A dieci anni dall’Expo Milano si trova davanti a un bivio storico

Concludiamo le riflessioni a 10 anni da Expo, sui cambiamenti avvenuti, su quelli necessari. Oggi – a un decennio da quando “scelse il mondo” – la città si trova a un bivio storico. Può scegliere di essere una metropoli esclusiva, una vetrina lucente ma inaccessibile, dove il successo economico genera inevitabilmente esclusione sociale. Oppure può inventare un modello nuovo, dimostrando che l’eccellenza non richiede disuguaglianza, che l’innovazione può essere inclusiva, che la ricchezza può generare coesione invece che fratture.

Non è questione di ideologia ma di sostenibilità. Una città che espelle i suoi lavoratori essenziali, che non può ospitare chi la fa funzionare ogni giorno, è destinata a svuotarsi dall’interno. La bellezza senza vita diventa scenografia. La ricchezza senza comunità genera solitudine. L’efficienza senza umanità produce alienazione.

Il nuovo Expo che serve è quello dell’anima urbana. Essere capitale morale, oggi, vuol dire saper essere il luogo dove le contraddizioni emergono prima e più nitide e vengono affrontate con coraggio.

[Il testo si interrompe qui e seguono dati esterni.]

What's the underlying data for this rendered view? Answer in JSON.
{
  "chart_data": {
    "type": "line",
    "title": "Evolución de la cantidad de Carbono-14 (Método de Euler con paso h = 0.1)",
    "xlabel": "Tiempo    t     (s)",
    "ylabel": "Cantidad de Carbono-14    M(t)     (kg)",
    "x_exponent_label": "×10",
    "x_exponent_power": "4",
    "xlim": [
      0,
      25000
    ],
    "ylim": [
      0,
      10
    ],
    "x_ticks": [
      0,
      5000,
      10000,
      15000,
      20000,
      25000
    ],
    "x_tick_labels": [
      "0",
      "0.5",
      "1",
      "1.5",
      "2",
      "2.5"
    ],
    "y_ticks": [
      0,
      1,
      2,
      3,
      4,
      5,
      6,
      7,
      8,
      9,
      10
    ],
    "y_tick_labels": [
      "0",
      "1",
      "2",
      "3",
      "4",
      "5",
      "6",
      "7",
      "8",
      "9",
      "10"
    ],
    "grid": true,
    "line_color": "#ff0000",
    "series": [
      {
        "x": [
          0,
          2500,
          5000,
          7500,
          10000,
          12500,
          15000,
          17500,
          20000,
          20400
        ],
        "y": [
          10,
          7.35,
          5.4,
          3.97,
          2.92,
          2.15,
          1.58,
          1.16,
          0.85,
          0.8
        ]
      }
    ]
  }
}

La vera innovazione per Milano sarebbe mostrare che si può competere globalmente senza perdere l’anima locale. Che l’attrattività internazionale può coesistere con la giustizia sociale. Che il dinamismo economico può alimentare, invece che erodere, il tessuto comunitario.

La posta in gioco è il futuro stesso del nostro vivere collettivo. 10 anni fa Milano spiegò come “nutrire il pianeta”. Oggi può dirci come far crescere insieme le persone.